Volodymyr Zelensky: «Serviteur du peuple»: Le candidat-surprise apporte quant à lui des méthodes nouvelles, susceptibles de séduire en particulier les jeunes électeurs ukrainiens. Hors-système, il privilégie les réseaux sociaux plutôt que les débats politiques traditionnels, et pour cause. Dans l’entre-deux tours, il refuse du reste de participer à un grand duel public avec son adversaire. Son programme est des plus flous, même s’il s’affiche lui aussi pro-occidental et pro-européen. Il revendique toutefois, à la différence de son concurrent, un dialogue renouvelé et ouvert avec la Russie de Vladimir Poutine, la relance des Accords de Minsk enlisés durant le quinquennat de son adversaire. Se voulant champion de la lutte à mener contre la corruption, il est pourtant soupçonné d’être lui-même sponsorisé par un oligarque puissant, Igor Komoloïsky, adversaire malheureux de Petro Porochenko, démis par celui-ci de ses fonctions de gouverneur de l’oblast de Dnipropetrovsk en 2015, et propriétaire de la chaîne de télévision «1 plus 1». Bref, il présente a priori un risque élevé de saut dans l’inconnu et l’incertitude, voire l’inconsistance…

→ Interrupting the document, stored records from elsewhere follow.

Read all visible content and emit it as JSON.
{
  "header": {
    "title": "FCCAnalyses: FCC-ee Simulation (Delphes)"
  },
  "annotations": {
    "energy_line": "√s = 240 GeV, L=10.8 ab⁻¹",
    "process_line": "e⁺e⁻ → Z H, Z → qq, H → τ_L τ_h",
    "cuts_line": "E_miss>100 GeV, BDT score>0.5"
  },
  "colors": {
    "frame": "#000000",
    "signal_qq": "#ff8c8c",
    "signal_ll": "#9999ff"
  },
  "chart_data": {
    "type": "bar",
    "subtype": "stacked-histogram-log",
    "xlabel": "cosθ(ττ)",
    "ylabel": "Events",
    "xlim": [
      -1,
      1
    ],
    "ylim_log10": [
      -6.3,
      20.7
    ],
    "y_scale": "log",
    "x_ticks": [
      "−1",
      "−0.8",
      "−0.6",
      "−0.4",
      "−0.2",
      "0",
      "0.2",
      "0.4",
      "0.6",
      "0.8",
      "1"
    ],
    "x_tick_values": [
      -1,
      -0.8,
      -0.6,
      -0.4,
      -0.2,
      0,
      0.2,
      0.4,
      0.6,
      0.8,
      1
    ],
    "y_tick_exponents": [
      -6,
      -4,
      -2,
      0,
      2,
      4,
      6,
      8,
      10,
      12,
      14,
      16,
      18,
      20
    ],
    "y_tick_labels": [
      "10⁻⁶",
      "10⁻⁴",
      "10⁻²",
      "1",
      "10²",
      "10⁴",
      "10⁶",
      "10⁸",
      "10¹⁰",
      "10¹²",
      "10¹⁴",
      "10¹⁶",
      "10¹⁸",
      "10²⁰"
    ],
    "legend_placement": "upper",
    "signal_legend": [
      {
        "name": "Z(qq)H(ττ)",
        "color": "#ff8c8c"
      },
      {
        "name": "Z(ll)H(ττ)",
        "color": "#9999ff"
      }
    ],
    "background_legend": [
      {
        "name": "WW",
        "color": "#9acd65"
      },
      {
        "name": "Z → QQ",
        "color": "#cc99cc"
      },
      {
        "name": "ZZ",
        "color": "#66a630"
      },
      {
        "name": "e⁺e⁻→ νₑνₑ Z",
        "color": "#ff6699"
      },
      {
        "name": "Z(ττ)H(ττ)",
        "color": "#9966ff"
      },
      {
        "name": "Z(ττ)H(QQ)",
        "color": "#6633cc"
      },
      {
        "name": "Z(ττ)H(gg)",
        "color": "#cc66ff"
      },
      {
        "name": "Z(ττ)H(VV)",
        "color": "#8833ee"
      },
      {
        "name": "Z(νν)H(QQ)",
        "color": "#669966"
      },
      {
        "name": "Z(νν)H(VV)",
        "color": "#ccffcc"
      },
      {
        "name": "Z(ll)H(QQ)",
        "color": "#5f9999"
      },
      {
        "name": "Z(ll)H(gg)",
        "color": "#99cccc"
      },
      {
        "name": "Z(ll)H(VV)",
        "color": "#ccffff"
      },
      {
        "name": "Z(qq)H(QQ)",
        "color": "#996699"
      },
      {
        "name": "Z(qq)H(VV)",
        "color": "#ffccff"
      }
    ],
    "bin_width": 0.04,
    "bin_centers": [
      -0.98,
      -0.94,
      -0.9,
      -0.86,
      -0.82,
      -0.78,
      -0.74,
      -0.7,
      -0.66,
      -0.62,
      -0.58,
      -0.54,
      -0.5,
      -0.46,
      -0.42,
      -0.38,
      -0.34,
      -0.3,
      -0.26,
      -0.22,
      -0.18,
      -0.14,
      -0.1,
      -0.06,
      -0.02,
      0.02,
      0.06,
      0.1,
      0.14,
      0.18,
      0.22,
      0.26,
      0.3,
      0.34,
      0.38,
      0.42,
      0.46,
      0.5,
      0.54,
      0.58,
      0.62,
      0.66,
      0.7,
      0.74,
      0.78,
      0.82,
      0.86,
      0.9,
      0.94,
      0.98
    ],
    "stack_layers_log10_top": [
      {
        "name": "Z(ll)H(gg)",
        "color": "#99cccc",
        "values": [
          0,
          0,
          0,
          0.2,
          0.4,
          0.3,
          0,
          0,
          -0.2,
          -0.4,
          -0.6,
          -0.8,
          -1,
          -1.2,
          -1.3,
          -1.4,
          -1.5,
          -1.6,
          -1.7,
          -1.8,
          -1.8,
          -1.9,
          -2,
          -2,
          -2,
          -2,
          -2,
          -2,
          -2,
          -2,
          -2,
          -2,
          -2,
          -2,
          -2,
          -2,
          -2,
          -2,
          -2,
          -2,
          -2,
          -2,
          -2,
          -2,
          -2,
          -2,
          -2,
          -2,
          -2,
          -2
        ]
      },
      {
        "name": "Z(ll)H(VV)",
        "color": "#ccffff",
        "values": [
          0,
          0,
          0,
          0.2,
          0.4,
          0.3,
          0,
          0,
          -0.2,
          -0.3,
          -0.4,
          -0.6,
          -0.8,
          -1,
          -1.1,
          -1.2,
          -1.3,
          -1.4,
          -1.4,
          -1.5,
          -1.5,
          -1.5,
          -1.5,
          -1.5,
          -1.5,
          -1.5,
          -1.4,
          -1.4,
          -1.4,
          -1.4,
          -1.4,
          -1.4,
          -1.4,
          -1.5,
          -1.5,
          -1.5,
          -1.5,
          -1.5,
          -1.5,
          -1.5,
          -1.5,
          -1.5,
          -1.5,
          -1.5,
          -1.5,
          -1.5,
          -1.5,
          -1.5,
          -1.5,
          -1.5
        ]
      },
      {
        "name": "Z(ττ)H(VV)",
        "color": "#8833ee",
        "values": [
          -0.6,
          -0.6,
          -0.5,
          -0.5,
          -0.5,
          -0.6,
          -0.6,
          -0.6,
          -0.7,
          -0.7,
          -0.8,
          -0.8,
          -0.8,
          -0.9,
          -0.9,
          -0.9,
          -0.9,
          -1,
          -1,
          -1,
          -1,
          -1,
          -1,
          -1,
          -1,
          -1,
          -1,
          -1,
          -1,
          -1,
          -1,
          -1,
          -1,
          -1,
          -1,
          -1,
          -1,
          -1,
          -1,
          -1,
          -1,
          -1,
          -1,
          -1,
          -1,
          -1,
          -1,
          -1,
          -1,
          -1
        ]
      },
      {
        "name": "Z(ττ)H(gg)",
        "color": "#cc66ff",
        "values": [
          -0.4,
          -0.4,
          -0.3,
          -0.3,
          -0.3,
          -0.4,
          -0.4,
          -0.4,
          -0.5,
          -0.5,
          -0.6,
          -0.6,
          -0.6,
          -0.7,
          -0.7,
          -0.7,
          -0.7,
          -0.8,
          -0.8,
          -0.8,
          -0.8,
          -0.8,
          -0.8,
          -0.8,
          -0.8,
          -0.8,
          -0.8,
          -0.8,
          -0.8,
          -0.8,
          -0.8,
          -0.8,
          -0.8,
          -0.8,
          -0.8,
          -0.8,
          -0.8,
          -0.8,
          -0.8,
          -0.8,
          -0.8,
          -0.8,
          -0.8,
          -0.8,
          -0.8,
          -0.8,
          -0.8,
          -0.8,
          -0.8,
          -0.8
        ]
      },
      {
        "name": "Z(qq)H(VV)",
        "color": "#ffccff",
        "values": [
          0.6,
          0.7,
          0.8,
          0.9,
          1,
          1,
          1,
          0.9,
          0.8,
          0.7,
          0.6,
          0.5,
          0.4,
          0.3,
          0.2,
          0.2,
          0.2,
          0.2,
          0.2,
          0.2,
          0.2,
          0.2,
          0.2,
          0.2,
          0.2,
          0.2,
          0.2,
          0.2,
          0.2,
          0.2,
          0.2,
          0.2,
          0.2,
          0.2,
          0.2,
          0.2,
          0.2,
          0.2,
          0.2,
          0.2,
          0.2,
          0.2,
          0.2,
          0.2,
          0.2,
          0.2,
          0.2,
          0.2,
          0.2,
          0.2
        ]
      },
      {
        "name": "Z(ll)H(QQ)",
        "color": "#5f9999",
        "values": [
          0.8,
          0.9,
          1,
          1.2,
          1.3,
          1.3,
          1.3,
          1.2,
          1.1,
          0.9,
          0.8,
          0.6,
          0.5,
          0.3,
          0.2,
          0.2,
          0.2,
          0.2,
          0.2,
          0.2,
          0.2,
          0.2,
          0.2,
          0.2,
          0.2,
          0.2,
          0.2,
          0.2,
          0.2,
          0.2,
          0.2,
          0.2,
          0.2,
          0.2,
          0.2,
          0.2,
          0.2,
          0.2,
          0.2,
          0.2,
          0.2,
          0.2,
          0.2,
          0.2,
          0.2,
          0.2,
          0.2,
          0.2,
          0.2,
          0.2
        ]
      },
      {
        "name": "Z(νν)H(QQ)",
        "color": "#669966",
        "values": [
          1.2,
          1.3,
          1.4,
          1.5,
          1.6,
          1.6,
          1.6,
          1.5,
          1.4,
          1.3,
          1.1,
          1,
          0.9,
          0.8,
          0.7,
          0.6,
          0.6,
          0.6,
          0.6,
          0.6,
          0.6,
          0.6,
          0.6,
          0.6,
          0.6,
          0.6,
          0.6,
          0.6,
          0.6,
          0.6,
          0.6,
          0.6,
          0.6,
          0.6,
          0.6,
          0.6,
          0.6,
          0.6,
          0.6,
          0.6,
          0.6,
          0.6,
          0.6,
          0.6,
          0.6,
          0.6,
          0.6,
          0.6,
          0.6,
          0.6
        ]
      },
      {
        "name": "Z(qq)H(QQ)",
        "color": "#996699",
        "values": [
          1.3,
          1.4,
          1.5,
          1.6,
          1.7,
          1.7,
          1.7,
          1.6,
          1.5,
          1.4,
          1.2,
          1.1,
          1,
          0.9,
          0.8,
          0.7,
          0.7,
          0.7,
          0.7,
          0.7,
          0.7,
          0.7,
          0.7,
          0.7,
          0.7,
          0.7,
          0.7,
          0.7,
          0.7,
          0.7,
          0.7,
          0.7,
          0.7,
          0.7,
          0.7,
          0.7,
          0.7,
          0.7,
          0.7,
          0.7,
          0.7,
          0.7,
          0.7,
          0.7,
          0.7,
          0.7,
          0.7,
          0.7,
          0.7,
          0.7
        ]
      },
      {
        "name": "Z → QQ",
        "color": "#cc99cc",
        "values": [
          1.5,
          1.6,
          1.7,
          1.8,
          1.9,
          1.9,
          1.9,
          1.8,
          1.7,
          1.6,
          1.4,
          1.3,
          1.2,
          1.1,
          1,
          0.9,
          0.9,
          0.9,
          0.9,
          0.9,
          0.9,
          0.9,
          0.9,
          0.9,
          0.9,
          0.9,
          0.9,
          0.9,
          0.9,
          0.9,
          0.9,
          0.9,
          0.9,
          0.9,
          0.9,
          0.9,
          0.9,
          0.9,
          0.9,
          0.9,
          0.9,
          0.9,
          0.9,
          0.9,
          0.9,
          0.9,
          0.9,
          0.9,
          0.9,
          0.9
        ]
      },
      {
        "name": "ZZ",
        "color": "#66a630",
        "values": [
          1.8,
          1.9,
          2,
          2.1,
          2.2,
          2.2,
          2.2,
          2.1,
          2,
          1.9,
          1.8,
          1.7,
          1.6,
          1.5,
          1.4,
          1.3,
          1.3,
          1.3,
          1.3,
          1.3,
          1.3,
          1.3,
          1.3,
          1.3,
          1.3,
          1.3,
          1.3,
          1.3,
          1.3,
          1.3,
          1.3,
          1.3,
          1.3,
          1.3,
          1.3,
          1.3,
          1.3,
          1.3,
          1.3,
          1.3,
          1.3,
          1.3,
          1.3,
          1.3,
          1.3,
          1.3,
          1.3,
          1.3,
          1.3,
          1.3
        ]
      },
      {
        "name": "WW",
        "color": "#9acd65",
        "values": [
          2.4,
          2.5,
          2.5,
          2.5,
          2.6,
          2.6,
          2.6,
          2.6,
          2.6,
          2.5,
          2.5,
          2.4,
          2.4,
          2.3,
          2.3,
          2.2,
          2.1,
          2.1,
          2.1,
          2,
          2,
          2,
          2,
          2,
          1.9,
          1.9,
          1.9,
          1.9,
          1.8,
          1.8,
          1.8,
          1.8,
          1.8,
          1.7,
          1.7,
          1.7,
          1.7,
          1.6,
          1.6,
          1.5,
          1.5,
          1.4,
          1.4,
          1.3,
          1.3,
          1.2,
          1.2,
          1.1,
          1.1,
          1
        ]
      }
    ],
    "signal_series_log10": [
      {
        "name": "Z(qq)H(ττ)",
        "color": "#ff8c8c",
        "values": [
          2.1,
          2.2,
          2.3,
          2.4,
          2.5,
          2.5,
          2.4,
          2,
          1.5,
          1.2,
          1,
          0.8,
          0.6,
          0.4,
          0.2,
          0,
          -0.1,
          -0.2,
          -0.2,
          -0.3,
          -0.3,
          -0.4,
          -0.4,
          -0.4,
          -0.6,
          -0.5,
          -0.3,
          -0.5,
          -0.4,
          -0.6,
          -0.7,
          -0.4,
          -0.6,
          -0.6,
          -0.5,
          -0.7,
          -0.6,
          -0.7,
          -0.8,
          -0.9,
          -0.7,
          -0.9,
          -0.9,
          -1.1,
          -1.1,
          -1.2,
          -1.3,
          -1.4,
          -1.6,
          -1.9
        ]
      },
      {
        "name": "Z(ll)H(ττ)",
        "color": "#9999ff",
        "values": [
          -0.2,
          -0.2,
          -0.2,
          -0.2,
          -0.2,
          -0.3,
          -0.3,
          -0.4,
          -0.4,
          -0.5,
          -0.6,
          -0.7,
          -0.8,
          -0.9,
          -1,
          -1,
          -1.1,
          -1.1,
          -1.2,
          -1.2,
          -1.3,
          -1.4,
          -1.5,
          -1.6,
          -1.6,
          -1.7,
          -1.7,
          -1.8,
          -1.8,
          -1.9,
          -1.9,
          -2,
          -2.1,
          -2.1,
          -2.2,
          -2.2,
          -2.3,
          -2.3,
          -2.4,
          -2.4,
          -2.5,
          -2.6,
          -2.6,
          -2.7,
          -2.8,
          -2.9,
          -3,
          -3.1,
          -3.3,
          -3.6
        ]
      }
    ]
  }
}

Rien d’étonnant, dès lors, que Vladimir Poutine ait déjà manifesté sa satisfaction dans la perspective de l’élection de Volodymyr Zelensky. Emmanuel Macron, pour sa part, plus subtilement, a reçu successivement, le 12 avril 2019, Petro Porochenko, qui est aussi passé par Berlin, et Volodymyr Zelensky; une occasion pour les deux pays de rappeler à leurs interlocuteurs ukrainiens leur attachement aux Accords de Minsk conclus en 2015 en format «Normandie» (Russie, Ukraine, Allemagne, France), et à une sortie pacifique et négociée du conflit gelé du Donbass.

Selon le premier sondage effectué entre les deux tours et publié par l’institut Rating, 51% des personnes interrogées ont déclaré être prêtes à voter pour Volodymyr Zelensky au second tour, contre 21% en faveur de Petro Porochenko; 18% se sont déclarées indécises et 10% disent ne pas vouloir aller voter le 21 avril. D’autres sondages sont encore venus renforcer cette tendance, rendant l’élection de Volodymyr Zelensky probable, sinon inéluctable, sauf revirement durant les tout derniers jours de la campagne.

Georges Estievenart est Chercheur Associé à l’Institut Prospective et Sécurité en Europe (IPSE).